Von der berüchtigten Schwabenschwemme in Berlin ist bereits vieles berichtet worden, aber selten Gutes. Von einer Schwabenschwemme in Hamburg hingegen war bislang noch nie die Rede, also auch nicht negativ konnotiert.

Im Postpunk dagegen sollte die Schwabenschwemme langsam mal Tagesgespräch sein. Dann müsste eine der vielen Postpunkbands aus Stuttgart von Karies über Die Nerven bis Human Abfall vielleicht auch nicht mehr in einem Schuhkarton namens Westwerk auftreten, sondern einige hundert Meter westlich den Innenstadtring runter nach St. Pauli, wo der Punk ohne Post davor endemischer ist als am Elbfleet mit Luxushotel zur Linken und Privatklinik zur Rechten. Einerseits.

Andererseits: Das Westwerk ist schon auch Punk, nur eben Punk der gesetzteren Art, der diesen Ort vor 32 Jahren den Vorläufern der Gentrifizierung durch Besetzung entrissen hat und sich im prächtigen Altbau seither beharrlicher zeigt als so mancher Club auf weniger umkämpftem Terrain.

Hier also tritt an einem Sonntagabend nach elf vor rund hundert Gästen ein immer noch sehr junger Veteran der angesprochenen Hardcore-Variante mit lyrischer Strahlkraft auf: Max Rieger.

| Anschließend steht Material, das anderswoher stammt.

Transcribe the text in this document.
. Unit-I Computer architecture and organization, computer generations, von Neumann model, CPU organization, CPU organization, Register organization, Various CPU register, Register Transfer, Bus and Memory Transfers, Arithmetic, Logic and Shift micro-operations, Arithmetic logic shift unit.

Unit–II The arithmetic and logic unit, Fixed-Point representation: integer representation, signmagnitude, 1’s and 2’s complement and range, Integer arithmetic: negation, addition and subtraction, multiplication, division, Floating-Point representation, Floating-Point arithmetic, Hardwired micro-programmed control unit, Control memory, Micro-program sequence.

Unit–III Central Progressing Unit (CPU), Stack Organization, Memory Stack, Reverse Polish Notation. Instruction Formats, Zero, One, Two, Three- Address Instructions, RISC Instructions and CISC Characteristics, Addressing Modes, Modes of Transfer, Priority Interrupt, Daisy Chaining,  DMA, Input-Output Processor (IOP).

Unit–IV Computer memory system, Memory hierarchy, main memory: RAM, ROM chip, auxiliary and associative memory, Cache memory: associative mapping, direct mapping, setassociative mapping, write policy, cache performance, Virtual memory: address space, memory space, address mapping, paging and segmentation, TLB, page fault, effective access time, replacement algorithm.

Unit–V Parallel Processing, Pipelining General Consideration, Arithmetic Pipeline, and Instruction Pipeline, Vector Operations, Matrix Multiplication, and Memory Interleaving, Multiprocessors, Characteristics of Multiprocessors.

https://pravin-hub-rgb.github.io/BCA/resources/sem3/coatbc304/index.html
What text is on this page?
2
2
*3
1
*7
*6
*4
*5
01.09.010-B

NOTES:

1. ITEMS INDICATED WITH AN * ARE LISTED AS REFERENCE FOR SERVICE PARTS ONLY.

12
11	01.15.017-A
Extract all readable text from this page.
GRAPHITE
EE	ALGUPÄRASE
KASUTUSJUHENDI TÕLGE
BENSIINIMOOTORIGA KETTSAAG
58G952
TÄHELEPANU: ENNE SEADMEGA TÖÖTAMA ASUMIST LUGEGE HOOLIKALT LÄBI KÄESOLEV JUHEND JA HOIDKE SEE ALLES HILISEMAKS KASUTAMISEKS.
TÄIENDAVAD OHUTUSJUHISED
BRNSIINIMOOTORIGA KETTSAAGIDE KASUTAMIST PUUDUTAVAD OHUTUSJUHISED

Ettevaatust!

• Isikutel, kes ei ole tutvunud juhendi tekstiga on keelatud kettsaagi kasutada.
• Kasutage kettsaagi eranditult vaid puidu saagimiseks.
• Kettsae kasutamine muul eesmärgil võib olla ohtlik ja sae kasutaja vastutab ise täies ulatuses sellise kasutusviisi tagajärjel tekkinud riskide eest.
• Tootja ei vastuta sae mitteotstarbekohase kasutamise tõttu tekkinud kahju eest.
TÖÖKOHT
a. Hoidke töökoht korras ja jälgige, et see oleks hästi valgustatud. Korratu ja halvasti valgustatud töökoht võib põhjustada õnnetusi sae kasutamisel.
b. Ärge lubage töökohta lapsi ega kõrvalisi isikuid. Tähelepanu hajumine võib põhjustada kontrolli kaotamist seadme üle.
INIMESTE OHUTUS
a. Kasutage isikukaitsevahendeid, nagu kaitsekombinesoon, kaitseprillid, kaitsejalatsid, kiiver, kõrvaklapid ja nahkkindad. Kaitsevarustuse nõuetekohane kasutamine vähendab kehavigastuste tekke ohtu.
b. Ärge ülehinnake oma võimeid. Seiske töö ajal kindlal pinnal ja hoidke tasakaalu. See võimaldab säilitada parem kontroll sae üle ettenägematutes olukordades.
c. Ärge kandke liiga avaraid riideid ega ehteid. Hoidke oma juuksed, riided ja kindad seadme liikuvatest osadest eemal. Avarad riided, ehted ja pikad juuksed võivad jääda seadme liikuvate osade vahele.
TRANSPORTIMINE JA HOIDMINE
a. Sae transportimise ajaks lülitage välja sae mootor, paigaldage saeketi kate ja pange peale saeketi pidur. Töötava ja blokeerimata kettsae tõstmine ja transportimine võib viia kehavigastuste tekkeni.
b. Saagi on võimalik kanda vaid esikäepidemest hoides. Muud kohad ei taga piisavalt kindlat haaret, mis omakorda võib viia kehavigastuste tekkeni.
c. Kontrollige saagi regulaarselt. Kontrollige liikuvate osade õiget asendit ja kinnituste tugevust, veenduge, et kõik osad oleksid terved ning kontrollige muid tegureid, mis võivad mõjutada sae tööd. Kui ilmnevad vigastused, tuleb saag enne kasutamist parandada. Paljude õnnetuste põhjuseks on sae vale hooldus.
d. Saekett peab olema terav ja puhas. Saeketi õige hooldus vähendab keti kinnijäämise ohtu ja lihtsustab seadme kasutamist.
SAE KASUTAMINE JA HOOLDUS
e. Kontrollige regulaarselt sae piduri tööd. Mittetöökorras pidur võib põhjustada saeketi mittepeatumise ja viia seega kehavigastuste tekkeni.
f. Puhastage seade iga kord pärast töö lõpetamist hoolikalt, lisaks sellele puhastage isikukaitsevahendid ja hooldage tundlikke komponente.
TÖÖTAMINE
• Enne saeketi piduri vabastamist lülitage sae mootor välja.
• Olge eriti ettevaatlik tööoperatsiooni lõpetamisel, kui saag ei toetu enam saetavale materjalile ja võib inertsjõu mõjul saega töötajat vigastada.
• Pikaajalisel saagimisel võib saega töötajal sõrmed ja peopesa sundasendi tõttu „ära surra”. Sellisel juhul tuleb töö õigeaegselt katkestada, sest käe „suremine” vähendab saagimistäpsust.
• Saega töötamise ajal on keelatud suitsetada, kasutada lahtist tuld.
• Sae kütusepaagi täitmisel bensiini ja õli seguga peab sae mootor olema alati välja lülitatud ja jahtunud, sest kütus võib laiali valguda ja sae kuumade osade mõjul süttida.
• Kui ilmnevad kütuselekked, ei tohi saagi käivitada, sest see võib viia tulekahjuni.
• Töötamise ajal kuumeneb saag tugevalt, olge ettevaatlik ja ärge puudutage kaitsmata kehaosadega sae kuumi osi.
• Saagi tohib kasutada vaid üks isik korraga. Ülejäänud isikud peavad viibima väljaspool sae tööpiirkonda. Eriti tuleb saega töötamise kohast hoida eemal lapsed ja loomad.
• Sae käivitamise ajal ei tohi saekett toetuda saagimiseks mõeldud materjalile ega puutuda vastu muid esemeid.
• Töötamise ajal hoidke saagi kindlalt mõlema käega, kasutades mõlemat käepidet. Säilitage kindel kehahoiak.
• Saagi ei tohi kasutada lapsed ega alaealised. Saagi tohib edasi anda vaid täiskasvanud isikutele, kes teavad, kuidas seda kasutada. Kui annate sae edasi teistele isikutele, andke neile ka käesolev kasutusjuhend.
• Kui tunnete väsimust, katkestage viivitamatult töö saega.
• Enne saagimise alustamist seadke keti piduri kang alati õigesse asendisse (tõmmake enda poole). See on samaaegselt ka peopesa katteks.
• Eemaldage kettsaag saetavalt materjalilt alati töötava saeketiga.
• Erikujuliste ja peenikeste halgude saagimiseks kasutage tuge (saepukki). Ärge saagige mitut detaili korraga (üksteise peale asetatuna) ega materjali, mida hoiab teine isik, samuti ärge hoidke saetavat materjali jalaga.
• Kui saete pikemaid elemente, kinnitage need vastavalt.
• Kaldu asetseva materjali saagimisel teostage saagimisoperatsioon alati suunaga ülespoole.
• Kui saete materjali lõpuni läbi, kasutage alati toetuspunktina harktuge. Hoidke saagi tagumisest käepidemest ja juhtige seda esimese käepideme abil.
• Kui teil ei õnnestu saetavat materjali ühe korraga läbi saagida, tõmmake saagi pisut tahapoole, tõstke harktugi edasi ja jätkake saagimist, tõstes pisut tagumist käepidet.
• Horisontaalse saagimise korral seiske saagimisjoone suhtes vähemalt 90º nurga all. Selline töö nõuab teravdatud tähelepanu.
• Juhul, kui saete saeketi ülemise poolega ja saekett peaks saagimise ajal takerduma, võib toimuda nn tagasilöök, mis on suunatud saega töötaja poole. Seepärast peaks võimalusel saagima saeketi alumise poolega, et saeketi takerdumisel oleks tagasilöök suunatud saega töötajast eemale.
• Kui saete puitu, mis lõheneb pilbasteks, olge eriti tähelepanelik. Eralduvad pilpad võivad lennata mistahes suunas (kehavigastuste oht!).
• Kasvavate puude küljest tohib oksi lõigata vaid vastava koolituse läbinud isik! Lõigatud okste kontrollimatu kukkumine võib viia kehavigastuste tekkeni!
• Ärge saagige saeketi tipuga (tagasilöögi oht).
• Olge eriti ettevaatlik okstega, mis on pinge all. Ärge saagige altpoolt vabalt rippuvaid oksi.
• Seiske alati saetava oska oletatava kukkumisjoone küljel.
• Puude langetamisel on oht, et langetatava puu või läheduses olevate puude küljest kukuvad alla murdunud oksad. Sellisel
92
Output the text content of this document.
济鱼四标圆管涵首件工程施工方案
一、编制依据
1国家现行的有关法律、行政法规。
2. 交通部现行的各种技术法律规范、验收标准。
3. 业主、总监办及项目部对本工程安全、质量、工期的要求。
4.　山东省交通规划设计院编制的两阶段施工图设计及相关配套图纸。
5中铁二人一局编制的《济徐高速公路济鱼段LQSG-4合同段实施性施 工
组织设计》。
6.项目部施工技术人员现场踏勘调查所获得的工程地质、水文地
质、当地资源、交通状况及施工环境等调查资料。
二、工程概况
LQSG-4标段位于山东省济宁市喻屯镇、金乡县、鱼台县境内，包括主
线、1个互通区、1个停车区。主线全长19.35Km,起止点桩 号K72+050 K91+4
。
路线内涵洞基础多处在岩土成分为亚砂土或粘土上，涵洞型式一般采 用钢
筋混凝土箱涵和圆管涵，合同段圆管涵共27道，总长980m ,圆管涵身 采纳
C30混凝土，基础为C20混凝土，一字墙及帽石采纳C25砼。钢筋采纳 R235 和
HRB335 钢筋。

Seit einiger Zeit ergänzt er sein Gruppenprojekt Die Nerven durch das Soloprojekt All diese Gewalt. Nun tourt der Gitarrist und Sänger damit durch Kleinstclubs wie das Westwerk.

Doch siehe da: trotz der unterdurchschnittlichen Größe passt es nahezu perfekt zum aufgekratzten Sound des Quartetts, einer Mischung aus Kraut, Noise und Wave, die den rechteckigen Saal zum Zittern bringt. Nicht zum Kochen. Wir sind hier in Hamburg, bitte!

Das Altersspektrum reicht zwar ungelogen von maximal 18 bis mindestens 58, die Bewegungsabläufe jedoch orientieren sich spürbar an den Älteren, nicht den Jüngeren. Das hat mit hanseatischem Understatement zu tun, womöglich auch mit dem überpräsenten Habitus von Trägern schwarzer Oberhemden zu schwarzen Hochwasserhosen vor Ort.

Ganz sicher aber hat es mit Max Rieger zu tun. Wie so oft barfuß wirkt sein Pop dort, wo die Hamburger Schule einst laufen lernte, noch klassenbewusster als andernorts. Mal flüstert, mal scheppert der Gesang und schafft es dabei, gleichermaßen distanziert und berückend zu sein, klinisch und poetisch, radikal und konventionell.

Gut ein Dutzend Lieder lang erscheint das Publikum daher mehr fasziniert als hingerissen, fast als müsste es sich schwer konzentrieren, um sie zu verstehen. Und so, wie Rieger nebst Musikern, zwei davon mit Schnauz-, einer mit Vollbart, seltsam emotionslos die winzige Bühne durchs Auditorium hindurch betreten haben, so zurückhaltend wird auch jedes Songfinale honoriert: Respektvoll, nie euphorisch.

Dies allerdings widerspricht nur augenscheinlich dem lautstarken Brett, das All diese Gewalt vorwiegend in den Raum nagelt. Riegers Musik, besonders das neue Album „Welt in Klammern“, ist einfach zu intelligent, zu verkopft, zu präzise und versiert für echte Ekstase – selbst wenn es live um ein Drittel beschleunigt und das Dreifache aufgedreht wird.

Den Grundstein für diese Atmosphäre gebannter Bezauberung hat zuvor bereits die Vorgruppe Levin Goes Lightly vom gleichen Standort gelegt, mit der All diese Gewalt nicht nur den Bassisten teilt, sondern auch den Hang zur Flächigkeit mit verträumter Note.

„Pop ist simpel formuliert Musik mit dem Potenzial, populär zu sein“, so hat Max Rieger sein Soloprojekt an dieser Stelle hier beschrieben. „Im Gegensatz zu vielem, was explizit unter der Klammer Pop läuft, heißt das allerdings nicht, es allen recht machen zu wollen.“

Dieses ungewöhnliche Popkonzert in einer Hamburger Clubikone hat es niemandem recht gemacht und doch alle überzeugt. Schwaben können halt alles, sogar Hochdeutsch.